Of course, that has happened before.
September 17, 2012 § 1 Comment
Time travel is a prominent theme of many science fiction stories and movies. However, is it actually feasible? Most authors will present a short description of how the time machine was created, but there are always numerous feasibility issues if one tries to fully analyze how the time machine is functioning. After reading about the science of time travel, although a time machine is theoretically feasible, I don’t believe that the creation of a time machine is actually possible.
Although some science fiction stories use black holes as a means to travel through time, scientifically it is impossible to travel through a black hole to another part of the world. In Kip Thorne’s book, Black Holes and Time Warps, he discusses the possibility of creating a time machine through wormholes instead of blackholes. There aren’t any reasons why our Universe would give rise to a wormhole, but instead an extremely advanced civilization could capitalize on wormholes as a means to travel through time and space. However, because it is all theoretical, we are unable to know for sure if wormholes can truly be converted into time machines.

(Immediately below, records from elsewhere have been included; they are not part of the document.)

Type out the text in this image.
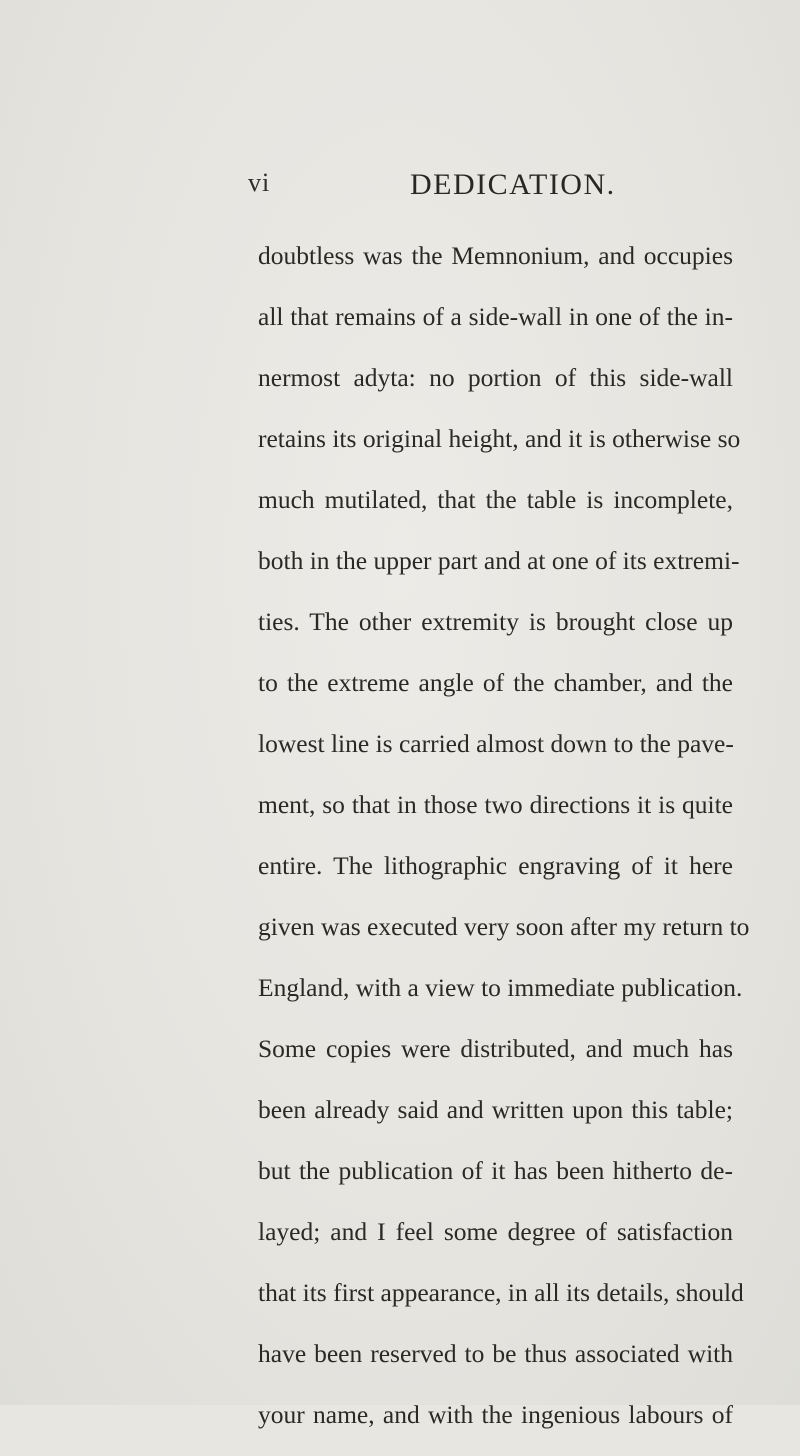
vi	DEDICATION.
doubtless was the Memnonium, and occupies
all that remains of a side-wall in one of the in-
nermost adyta: no portion of this side-wall
retains its original height, and it is otherwise so
much mutilated, that the table is incomplete,
both in the upper part and at one of its extremi-
ties. The other extremity is brought close up
to the extreme angle of the chamber, and the
lowest line is carried almost down to the pave-
ment, so that in those two directions it is quite
entire. The lithographic engraving of it here
given was executed very soon after my return to
England, with a view to immediate publication.
Some copies were distributed, and much has
been already said and written upon this table;
but the publication of it has been hitherto de-
layed; and I feel some degree of satisfaction
that its first appearance, in all its details, should
have been reserved to be thus associated with
your name, and with the ingenious labours of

The science of time machines can definitely be confusing, and even more confusing when quantum mechanics is thrown in the mix to someone like me, who is a non-science major. However, another interesting topic that Kip Thorne brought up was the matricide paradox. For example, if someone uses a time machine and goes back in time to kill his mother, he prevents himself from being born and from going back in time to kill his mother. This paradox highlights the issue of free will and time travelling – would you be stopped from killing your mother to ensure that you are born? In my opinion, it seems like if an extremely advanced civilization was able to manipulate wormholes to create a time machine, the concept of free will would no longer exist. Luckily, because there is no natural way for a wormhole to be created in our Universe, our concept of free will can remain in tact and the time travelling paradoxes can remain theoretical, for now.
-Lexi Zarecky, Blog 3
September 10, 2012 § Leave a comment
Although time travel has remained a popular theme for science fiction stories over the decades, every author has a different perspective of what the future holds. For instance, in H. G. Wells “The Time Machine,” the human race has bifurcated into two species in the future – one species that has become the predators who reside below ground in the dark and another that has evolved into the prey. In comparison, Robert Heinlein’s story “By His Bootstraps” portrays future humans as docile and compliant individuals who have lost their drive in life.

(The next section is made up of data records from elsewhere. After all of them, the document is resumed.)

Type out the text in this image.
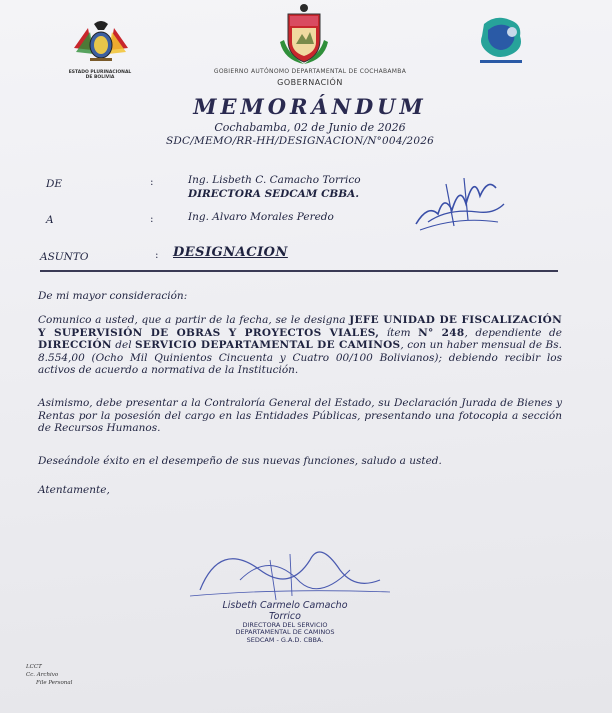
ESTADO PLURINACIONAL
DE BOLIVIA
GOBIERNO AUTÓNOMO DEPARTAMENTAL DE COCHABAMBA
GOBERNACIÓN
MEMORÁNDUM
Cochabamba, 02 de Junio de 2026
SDC/MEMO/RR-HH/DESIGNACION/N°004/2026
DE	:	Ing. Lisbeth C. Camacho Torrico
DIRECTORA SEDCAM CBBA.
A	:	Ing. Alvaro Morales Peredo
ASUNTO	: DESIGNACION
De mi mayor consideración:
Comunico a usted, que a partir de la fecha, se le designa JEFE UNIDAD DE FISCALIZACIÓN Y SUPERVISIÓN DE OBRAS Y PROYECTOS VIALES, ítem N° 248, dependiente de DIRECCIÓN del SERVICIO DEPARTAMENTAL DE CAMINOS, con un haber mensual de Bs. 8.554,00 (Ocho Mil Quinientos Cincuenta y Cuatro 00/100 Bolivianos); debiendo recibir los activos de acuerdo a normativa de la Institución.
Asimismo, debe presentar a la Contraloría General del Estado, su Declaración Jurada de Bienes y Rentas por la posesión del cargo en las Entidades Públicas, presentando una fotocopia a sección de Recursos Humanos.
Deseándole éxito en el desempeño de sus nuevas funciones, saludo a usted.
Atentamente,
Lisbeth Carmelo Camacho Torrico
DIRECTORA DEL SERVICIO
DEPARTAMENTAL DE CAMINOS
SEDCAM - G.A.D. CBBA.
LCCT
Cc. Archivo
File Personal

Heinlein’s future human race and Wells’ human prey species are similar in the fluid language individuals communicate in as well as their primitive intellect. I similarly believe that language will evolve into a simpler and universal form, but I don’t believe that the human race will become a docile species or divide into multiple species before becoming extinct in the future.
I’ve always been fascinated by what the future will be like in thousand years. I believe that if we were able to use a time machine to travel to the future, we would find an extremely intelligent and technologically advanced human race. However, it would truly surprise me if human beings remained on earth – instead, the future would be a place where humans have created habitable environments on other planets. If the earth becomes uninhabitable, I think that our species’ drive and fight to survive will lead us to explore options beyond the planet we know.
It’s possible that little might be left on earth in the future and the atmosphere will completely change, such as what occurs in Wells’ “The Time Machine.” However, I believe there would be the opportunity for people to travel to various other planets or space stations, and that the human race would still exist far into the future.